Los más pequeños disfrutarán con los robots, las persecuciones y los personajes extravagantes.
Los adolescentes conectarán con Katie y con su forma de ver el mundo.
Y los adultos reconocerán muchas situaciones familiares que probablemente hayan vivido alguna vez.

Es una de esas películas capaces de reunir a toda la familia delante del televisor.

Una reflexión sobre la inteligencia artificial

Aunque se estrenó antes del gran auge de la inteligencia artificial generativa, la película resulta hoy más actual que nunca.

Invita a reflexionar sobre nuestra dependencia de la tecnología y sobre hasta qué punto estamos dispuestos a delegar decisiones importantes en las máquinas.
Lo hace siempre desde el humor, sin resultar moralista ni alarmista.
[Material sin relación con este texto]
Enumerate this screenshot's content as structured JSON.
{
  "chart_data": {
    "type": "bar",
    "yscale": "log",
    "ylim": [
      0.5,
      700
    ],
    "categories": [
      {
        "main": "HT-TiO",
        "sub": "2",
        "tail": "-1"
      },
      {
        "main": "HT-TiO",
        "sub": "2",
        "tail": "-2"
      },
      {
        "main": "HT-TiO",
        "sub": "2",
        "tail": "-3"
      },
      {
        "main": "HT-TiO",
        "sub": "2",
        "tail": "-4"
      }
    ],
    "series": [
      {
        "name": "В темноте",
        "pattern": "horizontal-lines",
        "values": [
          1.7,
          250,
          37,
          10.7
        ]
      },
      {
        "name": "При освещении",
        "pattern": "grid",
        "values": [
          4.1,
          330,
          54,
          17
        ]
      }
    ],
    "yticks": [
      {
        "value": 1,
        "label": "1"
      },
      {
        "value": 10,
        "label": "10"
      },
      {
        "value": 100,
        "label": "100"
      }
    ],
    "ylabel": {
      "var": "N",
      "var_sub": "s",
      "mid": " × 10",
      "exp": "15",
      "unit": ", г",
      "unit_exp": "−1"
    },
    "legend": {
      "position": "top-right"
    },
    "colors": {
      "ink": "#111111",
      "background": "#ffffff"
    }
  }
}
¿Por qué merece la pena verla?

  • Porque hace reír.
  • Porque emociona.
  • Porque visualmente es brillante.
  • Pero, sobre todo, porque recuerda algo que a menudo olvidamos: las familias no necesitan ser perfectas para ser felices.

Solo necesitan escucharse, aceptarse y seguir compartiendo tiempo juntos, incluso cuando piensan de manera completamente diferente.

«Los Mitchell contra las máquinas» es mucho más que una divertida película de animación. Es una historia sobre padres e hijos, sobre cómo evoluciona la comunicación entre generaciones y sobre el equilibrio que todos buscamos entre la tecnología y la vida real.

En una época en la que los móviles, las redes sociales y la inteligencia artificial forman parte de nuestro día a día, sigue siendo una película sorprendentemente vigente.

Si buscas una película para disfrutar en familia que, además de hacer pasar un buen rato, invite a conversar cuando termina, pocas opciones son tan recomendables como esta.